With pending tax hike on glass bottles, IDB starts feasibility study for local factory
President of the Guyana Manufacturing Services and Association (GMSA) Ramsay Ali last week said Guyana has received funding from the Inter-American Development Bank (IDB) to conduct a feasibility study to build a glass bottle factory here.
Ali disclosed this on Thursday during an dinner event for the association at the Ramada Hotel, Providence.
The regional supplier for glass packaging, a Trinidad-based business, cannot meet the demands of the entire region, businesses have said. Nevertheless, the company is expanding and the Caribbean Private Sector Organisation (CPSO) recently requested for the taxes on imported glass packaging from outside of the region to be increased.
This could result in a possible increase in prices for all glass bottled products such as rum and food ingredients. Ali said most of the association’s members use glass packaging and as such, it reached out to the IDB and secured funding for the study which will determine whether a glass model factory can be established in Guyana.
“They [the company] approached CARICOM through the mechanisms and said they can produce all the glass in the Caribbean and if you were to import glass from anywhere else you will have to pay the CET (Common External Tariff).
“The companies under our membership approached the IDB and the IDB said yes we are going to fund a study for a feasibility study in Guyana for glass manufacturing. I am pleased to say that study has started and we have a timeline for about two months before we can get the results on that study,” Ali said.
Tariff barriers are taxes imposed by the government on the import and export of goods.

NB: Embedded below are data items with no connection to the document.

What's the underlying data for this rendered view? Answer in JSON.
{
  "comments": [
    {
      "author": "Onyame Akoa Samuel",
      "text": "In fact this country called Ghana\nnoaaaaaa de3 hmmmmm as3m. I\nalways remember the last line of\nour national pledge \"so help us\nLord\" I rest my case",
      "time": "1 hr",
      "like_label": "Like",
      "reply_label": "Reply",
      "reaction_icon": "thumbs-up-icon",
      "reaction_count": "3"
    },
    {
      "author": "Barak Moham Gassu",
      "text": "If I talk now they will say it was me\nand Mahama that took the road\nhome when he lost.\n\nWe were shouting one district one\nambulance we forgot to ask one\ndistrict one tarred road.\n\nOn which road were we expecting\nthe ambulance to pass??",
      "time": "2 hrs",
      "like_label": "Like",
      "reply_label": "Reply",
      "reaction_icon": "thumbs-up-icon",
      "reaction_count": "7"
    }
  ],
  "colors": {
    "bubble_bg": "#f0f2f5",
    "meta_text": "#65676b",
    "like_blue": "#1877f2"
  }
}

Under the Customs Act, Guyana levies a GY $10 environmental tax on every unit of non-returnable metal, plastic, glass, or cardboard container of any alcoholic or non-alcoholic beverage imported into the country.
Ramsay added with the widely anticipated Gas-to-Shore project at Wales, West Bank Demerara, “that project is going to make more sense than if we were to look at it years ago because of the consumption of energy for such a facility.”
The GMSA’s former president Rafeek Khan commenced advocating for Guyana to return to glass production in January. It is his believe that Guyana is on the verge of becoming the bread basket of the Caribbean and manufacturers must take advantage of opportunities that are becoming available.